When I first laid eyes on the towering red rocks of Garden of the Gods, I was struck by the park's unique beauty and wanted to explore every corner. Since then we have moved to Colorado Springs and I can visit the park as much as I like to hike or bike and observe the sandstone rocks in different weather and lighting.

This is where I had my surprising cougar encounter early one morning in August of 2007. I was told a female cougar lives somewhere in the park and there have been occasional sightings of her with cubs. Because there are so many tourists and locals in the park most days, I wouldn't worry about seeing a cougar, especially if you are there from midmorning to late afternoon.

Directions: From I-25 exit at Garden of the Gods Rd. and head west for 2 miles. Turn left on N. 30th St. and go 1 mile. On your left will be the Visitor Center and the park entrance is across the street from it on your right.

Hours: The park is free and open from 5 a.m. until 9 p.m. (until 11 p.m. May through Oct.). The Visitor Center is open from 8 a.m. - 8 p.m. Memorial Day - Labor Day (9 a.m. - 5 p.m. winter). Besides restrooms in the Visitor Center, there are a couple in the park.

Difficulty: Fifteen miles of easy trails cut through the 480 acres (maps are at the Visitor Center across the street). There's only about 200 ft. in elevation gain on the almost moderate trails. Palmer Trail on the west side is my favorite for the views and semi-seclusion as it meanders through trees and small rock formations. There is a paved 1.5 mile wheelchair and stroller accessable trail that winds around the tallest rocks in the center of the park (park in main lot on north end). Below is the view from the main parking lot looking south followed by a shot of the paved path nearby.

Most dirt trails are shared with the occasional horseback riding guided tour. Mountain bikes are allowed only on designated trails in the southeast area of the park. There is a smooth and wide bike lane along the one-way loop road that circles the center of the park. I've only biked the loop twice because, even though it only takes perhaps 30 minutes, it has alternating LONG hills that are great fun to fly down, but pedaling up, up, up is a chore! Flatter trails along the far east side are much less grueling.

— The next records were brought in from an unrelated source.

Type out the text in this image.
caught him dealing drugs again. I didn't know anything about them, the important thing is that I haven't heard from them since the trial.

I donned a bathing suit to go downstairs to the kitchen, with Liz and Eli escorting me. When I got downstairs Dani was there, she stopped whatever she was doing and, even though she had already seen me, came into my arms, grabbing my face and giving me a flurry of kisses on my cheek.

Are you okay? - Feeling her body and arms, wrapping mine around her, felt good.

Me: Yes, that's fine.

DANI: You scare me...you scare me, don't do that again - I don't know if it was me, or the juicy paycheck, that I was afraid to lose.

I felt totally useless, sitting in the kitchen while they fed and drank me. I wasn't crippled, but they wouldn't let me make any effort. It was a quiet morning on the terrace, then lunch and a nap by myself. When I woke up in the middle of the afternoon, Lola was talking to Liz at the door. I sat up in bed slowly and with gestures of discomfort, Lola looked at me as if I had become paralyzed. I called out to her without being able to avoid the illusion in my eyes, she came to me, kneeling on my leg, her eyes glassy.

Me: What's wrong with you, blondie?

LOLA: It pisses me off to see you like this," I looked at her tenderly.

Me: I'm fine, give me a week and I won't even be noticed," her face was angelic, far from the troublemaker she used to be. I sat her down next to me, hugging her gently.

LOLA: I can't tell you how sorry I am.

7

Below are views from Palmer Trail looking southeast.

The next photo shows the view looking north. Glen Eyrie (another gorgeous park with big horn sheep sometimes seen north of the main parking lot) and Scar Mountain are behind the rock spires.

On Earth Day I enjoyed checking out the Visitor Center's birds of prey (owl, falcon, etc.), snakes and llamas. Then I stopped to watch the colorful and lively Native American dances. Since Rock Ledge Ranch Historic Site (along Garden of the Gods' southeast border) was free that day, I stepped back in time and toured some of the buildings and watched demonstrations around the quaint pastoral setting.

If you are at the park on a nice day, chances are you will see a few rock climbers. To climb the rocks you first have to register at the Visitor Center (free) and bring the right equipment. I am constantly amazed at how the rock climbers can find anything to grab or rest their feet on as they scale the sheer rock faces high above the ground. As you can see in the crop below, they have to bring a lot of equipment. Once in awhile we hear on the radio about someone falling to their death at the park, usually because they didn't follow the proper procedures. There is a fine for rock scrambling, but I see people do it anyway.

Below to the left you can see how high and steep the walls are. The crop on the right shows how the person at the bottom stands as a weight for their pulley-like rope set up.

I was so happy I brought my camera on this foggy October morning after a snowfall. I loved how the jagged sandstone peaks disappeared in the mist. As I made my way to a somewhat hidden high point near the center of the park, I was surprised to see three other photographers with their tripods carefully positioned on the rocks. We clicked away in silence, enjoying the serenity around us.

My second favorite trail in the park is The Siamese Twins where you can take a rock framed photo of Pikes Peak and see the more rugged west side of the park. It was near here that I saw a coyote catch and eat a small animal. We also saw an owl fly overhead when we went up a ravine just west of this trail.

Along with Pikes Peak, this park is a must see if you are traveling through Colorado Springs. I have enjoyed delicious and reasonably priced lunches at both the Visitor Center and The Trading Post (south end) where you can also buy gift items. Once in awhile they give a cougar talk at the Visitor Center where you can see my shot of the two cougars I saw on a morning hike.